JULIAN BEKERY

1. Personal data:

Rifleman Julian Bekery, a bricklayer by occupation, born in 1908, married.

2. Methods of interrogation and torture used during the examination:

I was interrogated by NKVD agents in Łuck prison. They used the following methods while interrogating me:

a) I was threatened with long-term imprisonment or with being shot, b) the interrogators insisted that I sign an admission to a number of alleged crimes (which I did not commit), c) they would lock me up in the punishment cell, located in the basement (I spent a total of 24 hours there).

3. Procedure applied by the court in the course of the examination and during pronouncement of the verdict:

I was not given an indictment. I was accused of assaulting a Soviet militiaman and taking possession of his firearm. Two militiamen were brought forward as witnesses: one of them was from Łuck, Bronisław Prorok, while I do not remember the surname of the other. The sentence was read out an hour after proceedings had been closed. I did not receive a copy of the judgment.

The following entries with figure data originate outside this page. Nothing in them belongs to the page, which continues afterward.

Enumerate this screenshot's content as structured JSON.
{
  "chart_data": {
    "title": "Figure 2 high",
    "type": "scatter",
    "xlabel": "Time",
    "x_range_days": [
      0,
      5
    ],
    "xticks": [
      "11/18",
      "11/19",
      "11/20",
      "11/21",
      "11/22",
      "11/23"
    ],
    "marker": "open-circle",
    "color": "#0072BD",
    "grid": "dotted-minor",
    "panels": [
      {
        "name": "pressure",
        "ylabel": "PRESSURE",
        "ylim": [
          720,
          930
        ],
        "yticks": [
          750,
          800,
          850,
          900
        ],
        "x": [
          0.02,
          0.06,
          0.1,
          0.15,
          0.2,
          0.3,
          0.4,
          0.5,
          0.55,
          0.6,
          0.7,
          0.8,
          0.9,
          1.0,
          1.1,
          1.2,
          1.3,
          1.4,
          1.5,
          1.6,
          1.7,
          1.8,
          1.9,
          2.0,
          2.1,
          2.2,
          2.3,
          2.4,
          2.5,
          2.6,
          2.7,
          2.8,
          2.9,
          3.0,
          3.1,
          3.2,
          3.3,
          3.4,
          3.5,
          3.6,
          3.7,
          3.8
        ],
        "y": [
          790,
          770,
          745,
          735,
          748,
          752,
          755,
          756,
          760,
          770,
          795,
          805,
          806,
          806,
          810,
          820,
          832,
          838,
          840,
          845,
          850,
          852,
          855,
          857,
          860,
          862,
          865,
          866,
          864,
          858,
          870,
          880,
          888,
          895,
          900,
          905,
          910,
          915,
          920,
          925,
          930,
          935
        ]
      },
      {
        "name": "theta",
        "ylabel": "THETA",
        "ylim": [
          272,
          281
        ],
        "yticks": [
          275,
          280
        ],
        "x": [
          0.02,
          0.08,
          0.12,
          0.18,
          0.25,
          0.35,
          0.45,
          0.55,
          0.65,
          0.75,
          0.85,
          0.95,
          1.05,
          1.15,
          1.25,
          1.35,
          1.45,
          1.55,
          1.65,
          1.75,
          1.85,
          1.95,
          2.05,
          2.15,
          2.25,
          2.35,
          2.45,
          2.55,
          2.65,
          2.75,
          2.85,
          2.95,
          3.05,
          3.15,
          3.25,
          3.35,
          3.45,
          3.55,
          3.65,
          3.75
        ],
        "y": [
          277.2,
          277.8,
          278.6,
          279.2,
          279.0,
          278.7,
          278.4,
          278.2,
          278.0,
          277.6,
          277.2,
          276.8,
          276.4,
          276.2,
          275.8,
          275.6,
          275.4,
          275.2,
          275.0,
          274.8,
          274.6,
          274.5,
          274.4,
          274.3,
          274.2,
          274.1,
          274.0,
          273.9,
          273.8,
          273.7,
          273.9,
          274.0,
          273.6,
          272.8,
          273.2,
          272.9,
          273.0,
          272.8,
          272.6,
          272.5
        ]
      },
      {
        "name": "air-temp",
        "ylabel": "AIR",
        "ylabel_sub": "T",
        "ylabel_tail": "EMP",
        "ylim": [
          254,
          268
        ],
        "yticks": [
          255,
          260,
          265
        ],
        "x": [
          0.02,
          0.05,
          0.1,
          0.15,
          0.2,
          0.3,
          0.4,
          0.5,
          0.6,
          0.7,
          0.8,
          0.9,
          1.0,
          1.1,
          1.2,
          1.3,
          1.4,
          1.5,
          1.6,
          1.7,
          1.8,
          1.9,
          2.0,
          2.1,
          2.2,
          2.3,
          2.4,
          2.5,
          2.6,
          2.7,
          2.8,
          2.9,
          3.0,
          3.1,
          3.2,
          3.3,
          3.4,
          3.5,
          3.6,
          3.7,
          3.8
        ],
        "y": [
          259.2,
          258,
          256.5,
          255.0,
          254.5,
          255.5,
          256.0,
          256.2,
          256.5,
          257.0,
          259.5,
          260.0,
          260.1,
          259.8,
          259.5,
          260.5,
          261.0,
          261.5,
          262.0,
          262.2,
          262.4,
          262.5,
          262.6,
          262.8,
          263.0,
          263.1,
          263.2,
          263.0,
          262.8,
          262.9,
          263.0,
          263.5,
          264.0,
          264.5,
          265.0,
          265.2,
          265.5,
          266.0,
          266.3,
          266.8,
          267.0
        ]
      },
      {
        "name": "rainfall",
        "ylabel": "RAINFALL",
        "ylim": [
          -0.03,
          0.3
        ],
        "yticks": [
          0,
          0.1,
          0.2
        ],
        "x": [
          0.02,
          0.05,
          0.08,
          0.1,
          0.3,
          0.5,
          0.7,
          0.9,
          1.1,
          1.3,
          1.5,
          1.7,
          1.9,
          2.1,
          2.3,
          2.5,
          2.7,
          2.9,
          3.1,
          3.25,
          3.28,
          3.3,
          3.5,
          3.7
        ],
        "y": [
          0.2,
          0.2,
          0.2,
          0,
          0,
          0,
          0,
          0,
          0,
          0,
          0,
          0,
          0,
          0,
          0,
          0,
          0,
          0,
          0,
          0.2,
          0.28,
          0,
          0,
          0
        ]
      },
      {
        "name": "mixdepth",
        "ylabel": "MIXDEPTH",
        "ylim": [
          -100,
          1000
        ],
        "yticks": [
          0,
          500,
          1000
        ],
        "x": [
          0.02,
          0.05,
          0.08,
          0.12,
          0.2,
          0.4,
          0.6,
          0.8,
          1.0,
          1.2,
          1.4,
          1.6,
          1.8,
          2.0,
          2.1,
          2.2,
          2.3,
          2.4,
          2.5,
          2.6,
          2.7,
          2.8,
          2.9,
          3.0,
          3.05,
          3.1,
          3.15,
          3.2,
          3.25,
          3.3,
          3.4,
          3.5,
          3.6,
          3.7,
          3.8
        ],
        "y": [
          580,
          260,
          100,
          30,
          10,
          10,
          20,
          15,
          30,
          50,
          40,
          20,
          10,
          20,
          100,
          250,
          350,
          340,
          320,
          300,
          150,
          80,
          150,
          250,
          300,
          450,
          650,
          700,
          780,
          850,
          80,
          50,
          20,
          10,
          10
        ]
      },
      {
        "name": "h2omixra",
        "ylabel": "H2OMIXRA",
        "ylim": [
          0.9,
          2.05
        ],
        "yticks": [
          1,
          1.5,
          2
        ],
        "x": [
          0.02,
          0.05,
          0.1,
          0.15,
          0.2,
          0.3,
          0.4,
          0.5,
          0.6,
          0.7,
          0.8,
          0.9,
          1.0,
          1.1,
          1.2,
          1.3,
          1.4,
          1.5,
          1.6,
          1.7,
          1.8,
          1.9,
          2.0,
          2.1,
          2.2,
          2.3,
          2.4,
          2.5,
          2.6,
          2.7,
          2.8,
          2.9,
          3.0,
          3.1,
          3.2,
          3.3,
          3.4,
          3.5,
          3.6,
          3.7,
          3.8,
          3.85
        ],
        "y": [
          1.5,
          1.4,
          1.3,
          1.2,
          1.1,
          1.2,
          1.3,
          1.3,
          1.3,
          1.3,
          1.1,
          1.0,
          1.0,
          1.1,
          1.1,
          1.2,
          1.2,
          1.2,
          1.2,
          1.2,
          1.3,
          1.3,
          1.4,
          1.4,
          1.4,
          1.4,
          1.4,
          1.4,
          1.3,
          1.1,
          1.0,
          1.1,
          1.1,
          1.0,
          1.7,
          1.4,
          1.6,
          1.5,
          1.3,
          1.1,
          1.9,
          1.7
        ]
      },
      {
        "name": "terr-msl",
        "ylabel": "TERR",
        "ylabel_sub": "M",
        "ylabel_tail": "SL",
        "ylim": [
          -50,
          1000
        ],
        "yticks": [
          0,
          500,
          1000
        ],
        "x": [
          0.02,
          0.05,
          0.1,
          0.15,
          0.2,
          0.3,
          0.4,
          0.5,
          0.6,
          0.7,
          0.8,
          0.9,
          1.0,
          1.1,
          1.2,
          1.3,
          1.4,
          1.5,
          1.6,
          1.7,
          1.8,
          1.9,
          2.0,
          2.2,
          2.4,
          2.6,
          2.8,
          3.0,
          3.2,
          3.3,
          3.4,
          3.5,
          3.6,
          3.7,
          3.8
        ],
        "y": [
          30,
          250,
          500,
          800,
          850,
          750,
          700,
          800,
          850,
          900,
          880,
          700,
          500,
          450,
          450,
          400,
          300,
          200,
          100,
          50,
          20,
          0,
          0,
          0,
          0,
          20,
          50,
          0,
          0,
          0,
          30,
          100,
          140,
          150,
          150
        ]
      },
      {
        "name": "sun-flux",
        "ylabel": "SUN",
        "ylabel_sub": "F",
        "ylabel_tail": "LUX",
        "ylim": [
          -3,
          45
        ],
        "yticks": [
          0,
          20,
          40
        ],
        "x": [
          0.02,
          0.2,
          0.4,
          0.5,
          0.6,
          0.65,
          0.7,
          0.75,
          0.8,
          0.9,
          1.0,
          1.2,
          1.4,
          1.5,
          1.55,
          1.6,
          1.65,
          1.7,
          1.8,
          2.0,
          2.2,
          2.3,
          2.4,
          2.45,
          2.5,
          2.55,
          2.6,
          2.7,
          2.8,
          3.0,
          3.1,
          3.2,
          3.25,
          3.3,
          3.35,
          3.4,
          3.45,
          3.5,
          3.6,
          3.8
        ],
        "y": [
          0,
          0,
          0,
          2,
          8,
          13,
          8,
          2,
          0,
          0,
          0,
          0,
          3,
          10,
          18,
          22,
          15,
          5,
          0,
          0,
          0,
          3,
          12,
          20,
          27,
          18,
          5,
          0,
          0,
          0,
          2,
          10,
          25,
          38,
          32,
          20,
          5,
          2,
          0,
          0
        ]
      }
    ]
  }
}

6. Life in forced labor camps, the organization thereof, and work norms:

a) Township and area/region:

Amur Oblast, the taiga, swamps, with innumerable swarms of mosquitoes and flies.

b) Living conditions:

I lived in a barrack built from wood, with leaky walls, and slept on a pallet made from logs, with no straw mattress or blankets, frequently covering myself with my spring coat (completely drenched) or other items of clothing. There were approximately 170 of us in the barrack, and for heating we had two small iron stoves. Hundreds of bugs crawled around the walls and pallets.

c) Food:

I would be given 350–500 grams of wholemeal bread, and also one half liter of a bitter, fatless soup made from oats or flour dissolved in water; it frequently lacked salt.

d) Working conditions:

I worked in the swamps of the taiga in all kinds of weather – in the snow, during the spring melt, in the biting cold (with the lowest temperature being around minus 60 degrees), and in the pouring rain. Over nearly a year I had just two days of rest.

e) Norms:

Making five holes with a depth of one meter in rocky ground and carting off six cubic meters of earth to a distance of 200 – 300 meters, including the digging and loading.

f) Clothing:

We did not receive any underwear. I was, however, given a quilted cap, a coat, quilted trousers, and a pair of worn shoes made from rubber and fitted with quilted tops.

g) Social composition of prisoners:

Practically all the nations of the USSR. Apart from us Poles, there were “counterrevolutionaries”, former tsarist officials, “Trotskyists” – on the whole peaceful people, and maybe innocent.

h) Hygienic and sanitary conditions:

Medical care was wholly insufficient. You would get a sick note only if you had a fever of more than 38 degrees. Baths were infrequent. Lousiness – average. A terrible shortage of drugs.

i) Working time:

From 6.00 a.m. to 8.00 p.m.

j) Leisure time and cultural life:
During my entire period of detention in the camp I saw only one show.

k) Keeping in touch with the home country:

I sent 15 letters, however I received no return mail.

l) Attitude of the Soviet authorities towards Poles:

Unfavorable.

ł) Remuneration:

I received a wage of ten rubles.

m) Mortality:

More or less 8 percent.

n) Life in the prison:

Between 18 February and 1 December 1940, I was detained in the prison in Łuck. The conditions were very bad – overcrowding, lice, musty air; we were let out for walks once a week for 15 minutes. Food – 600 grams of bread, soup twice daily (oatmeal, dissolved flour). The prison population comprised people of many different nationalities, both regular criminals and “politicals”.